8. Il ressort des pièces du dossier que les requérants sont propriétaires de la parcelle cadastrée section D n° 799, laquelle est grevée d'une servitude de passage au bénéfice du terrain d'assiette en litige et que Mme C... est également propriétaire de la parcelle cadastrée section D n° 796 jouxtant le même terrain. Les requérants ont ainsi la qualité de voisins immédiats du projet en litige et il ressort également des pièces du dossier que ce projet porte sur une extension de 55 m² d'une habitation existante avec rehaussement de la toiture du côté de la parcelle de Mme C.... Ce rehaussement est en outre de nature à porter atteinte aux conditions de jouissance de sa propriété par Mme C..., notamment à sa vue et à sa tranquillité. De plus, et dès lors qu'il est susceptible d'aggraver la servitude de passage établie sur la parcelle des requérants, ce projet est aussi de nature à porter atteinte aux conditions de jouissance par ces derniers de leur propriété. Dans ces conditions, les consorts C... sont fondés à soutenir que c'est à tort que le tribunal administratif de Nîmes a estimé qu'ils ne justifiaient pas d'un intérêt leur donnant qualité pour agir à l'encontre de la décision implicite du 6 août 2019 rejetant la demande de retrait du permis de construire du 5 décembre 2011 ainsi qu'à l'encontre de ce permis de construire, de l'arrêté du 12 juillet 2018 portant transfert du permis de construire du 5 décembre 2011 et de la décision implicite née le 6 août 2019 par laquelle le maire de Monteux a refusé de procéder au retrait de cet arrêté et a rejeté leurs demandes comme irrecevables.

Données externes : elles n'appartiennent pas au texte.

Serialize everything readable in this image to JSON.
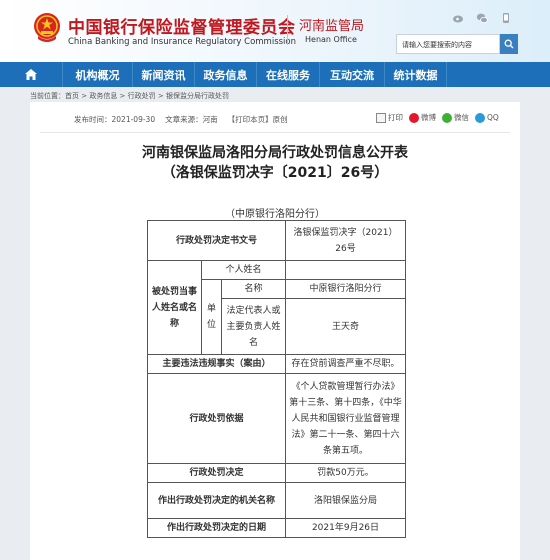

9. Il résulte de ce qui précède, d'une part, que les consorts C... ne sont pas fondés à se plaindre de ce que, par le jugement attaqué, le tribunal administratif de Nîmes a rejeté leurs conclusions à fin d'annulation du permis de construire modificatif du 7 septembre 2018 comme irrecevables. D'autre part, il y a lieu de se prononcer immédiatement par la voie de l'évocation sur leurs autres conclusions à fin d'annulation présentées devant le tribunal administratif de Nîmes et de statuer par l'effet dévolutif de l'appel sur les conclusions indemnitaires présentées sur le fondement de l'article L. 600-7 du code de l'urbanisme par Mme I... et M. H... devant le tribunal administratif de Nîmes et la cour.

Sur la légalité de la décision implicite du 6 août 2019 rejetant la demande de retrait pour fraude du permis de construire du 5 décembre 2011 :

10. Dans le cas d'une demande d'annulation de la décision par laquelle l'autorité administrative a refusé de faire usage de son pouvoir d'abroger ou de retirer un acte administratif obtenu par fraude, il incombe au juge de l'excès de pouvoir, saisi de moyens en ce sens, d'une part, de vérifier la réalité de la fraude alléguée et, d'autre part, de contrôler que l'appréciation de l'administration sur l'opportunité de procéder ou non à l'abrogation ou au retrait n'est pas entachée d'erreur manifeste, compte tenu notamment de la gravité de la fraude et des atteintes aux divers intérêts publics ou privés en présence susceptibles de résulter, soit du maintien de l'acte litigieux, soit de son abrogation ou de son retrait. La caractérisation de la fraude résulte de ce que le pétitionnaire a procédé de manière intentionnelle à des manœuvres de nature à tromper l'administration sur la réalité du projet dans le but d'échapper à l'application d'une règle d'urbanisme. Une information erronée ne peut, à elle seule, faire regarder le pétitionnaire comme s'étant livré à l'occasion du dépôt de sa demande à des manœuvres destinées à tromper l'administration.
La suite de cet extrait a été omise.